Intel sales forecast implies rocky second half of 2021

Intel Corp said it still faces supply chain constraints and gave an annual sales forecast that implied a weak end of the year.

The 2021 forecast of US$73.5 billion in adjusted sales was higher than Wall Street expectations, appeared driven by a strong second quarter ended 26 June and a modestly better-than-expected third-quarter, implying a weak fourth quarter. The results sent shares down 2.8 percent in after-hours trading after the results.

Intel, one of the few remaining companies in the processor chip industry that both designs and manufactures its own chips, has been able to weather the supply chain woes better than some rivals and is also working to build a business of making chips for others, called a “foundry” business.

Intel CEO Pat Gelsinger declined to comment on a recent report that Intel is looking to buy GlobalFoundries for US$30 billion to bolster its foundry efforts but told Reuters that he expects industry consolidation to continue and that “M&A will remain a part of our strategy” for building the company’s foundry business.

Intel raised its previous annual forecast US$1 billion from its earlier US$72.5 billion and beat expectations of US$72.80 billion, according to Refinitiv IBES data. Intel expects adjusted third-quarter revenue of about US$18.2 billion, only modestly above estimates of US$18.09 billion, according to Refinitiv data.

“I think investors simply expect more from semiconductor companies in this environment,” said Logan Purk, an analyst at Edward Jones “Even though they did increase revenue guidance, it was only about a 1 percent increase. A bulk of the change in earnings guidance was due to a lower tax rate.”

Gelsinger said Intel could sell more chips if it could make more chips. Even though the company runs its own factories, it still faces supply constraints from its own suppliers of materials and equipment.

“We are helping them build factories as fast as they can,” Gelsinger told Reuters. “But it will be one of those things that just takes a couple years to fully catch up to this explosive demand we’re seeing, and we have better tools to address it than others.”

But some analysts do not agree with Intel’s rosy view of end demand. Citing a tame forecast this week from Texas Instruments Inc, Kinngai Chan, analyst at Summit Insights Group, disputed Gelsinger’s view of the market and said Intel was likely to keep “playing defense” against rivals like AMD with better chips.

“We think the entire semiconductor supply chain will be caught up by 4Q21 as we believe there’s rampant double ordering in the supply chain coupled with a moderating end-market demand,” Chan said.

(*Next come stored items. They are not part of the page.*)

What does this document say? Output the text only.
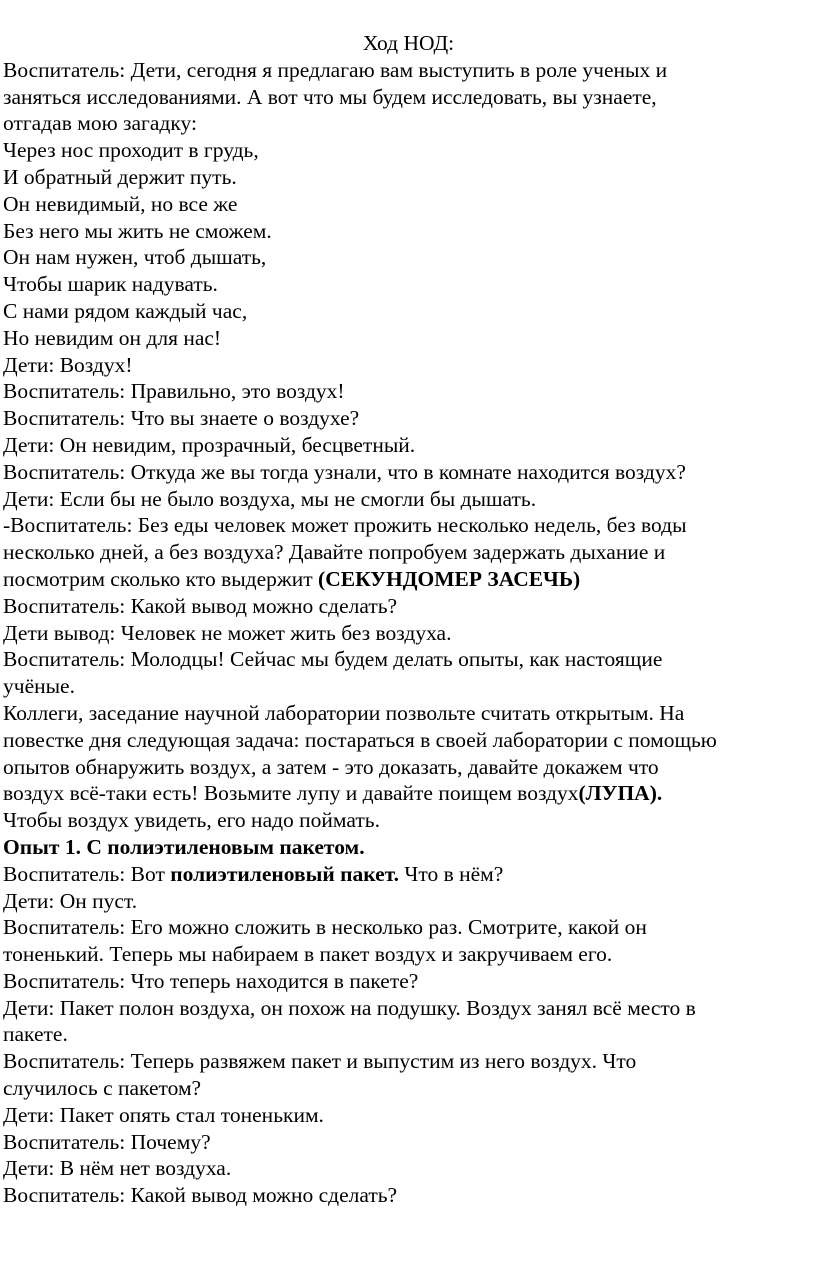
Ход НОД:

Воспитатель: Дети, сегодня я предлагаю вам выступить в роле ученых и

заняться исследованиями. А вот что мы будем исследовать, вы узнаете,

отгадав мою загадку:

Через нос проходит в грудь,

И обратный держит путь.

Он невидимый, но все же

Без него мы жить не сможем.

Он нам нужен, чтоб дышать,

Чтобы шарик надувать.

С нами рядом каждый час,

Но невидим он для нас!

Дети: Воздух!

Воспитатель: Правильно, это воздух!

Воспитатель: Что вы знаете о воздухе?

Дети: Он невидим, прозрачный, бесцветный.

Воспитатель: Откуда же вы тогда узнали, что в комнате находится воздух?

Дети: Если бы не было воздуха, мы не смогли бы дышать.

-Воспитатель: Без еды человек может прожить несколько недель, без воды

несколько дней, а без воздуха? Давайте попробуем задержать дыхание и

посмотрим сколько кто выдержит (СЕКУНДОМЕР ЗАСЕЧЬ)

Воспитатель: Какой вывод можно сделать?

Дети вывод: Человек не может жить без воздуха.

Воспитатель: Молодцы! Сейчас мы будем делать опыты, как настоящие

учёные.

Коллеги, заседание научной лаборатории позвольте считать открытым. На

повестке дня следующая задача: постараться в своей лаборатории с помощью

опытов обнаружить воздух, а затем - это доказать, давайте докажем что

воздух всё-таки есть! Возьмите лупу и давайте поищем воздух(ЛУПА).

Чтобы воздух увидеть, его надо поймать.

Опыт 1. С полиэтиленовым пакетом.

Воспитатель: Вот полиэтиленовый пакет. Что в нём?

Дети: Он пуст.

Воспитатель: Его можно сложить в несколько раз. Смотрите, какой он

тоненький. Теперь мы набираем в пакет воздух и закручиваем его.

Воспитатель: Что теперь находится в пакете?

Дети: Пакет полон воздуха, он похож на подушку. Воздух занял всё место в

пакете.

Воспитатель: Теперь развяжем пакет и выпустим из него воздух. Что

случилось с пакетом?

Дети: Пакет опять стал тоненьким.

Воспитатель: Почему?

Дети: В нём нет воздуха.

Воспитатель: Какой вывод можно сделать?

For the just-ended second quarter, Intel reported US$18.5 billion in adjusted sales, well above analyst estimates of US$17.80 billion, according to Refinitiv data.ADVERTISING

Taking the second and third quarter into account, Angelo Zino, analyst at CFRA Research, said that Intel’s slightly higher full-year forecast implied a shortfall in fourth-quarter sales versus previous forecasts – despite the fourth-quarter usually being one of the company’s best quarters as consumers snap up laptops and PCs as holiday gifts. Intel did disclose that a one-time charge of US$300 million will hit the fourth quarter, saying it was related to its business of selling supercomputers to the U.S. Federal Government.

Gelsinger, however, told investors on a conference call that he expects the PC market to keep growing into 2022, contradicting the predictions of some analysts.

Revenue from the company’s higher-margin data center business fell 9 percent to US$6.5 billion in the second quarter, while its personal computing business revenue rose 6 percent, both beating Refinitiv estimates.

On an adjusted basis, the company earned US$1.28 per share in the second quarter, compared with estimates of US$1.06, according to Refinitiv data.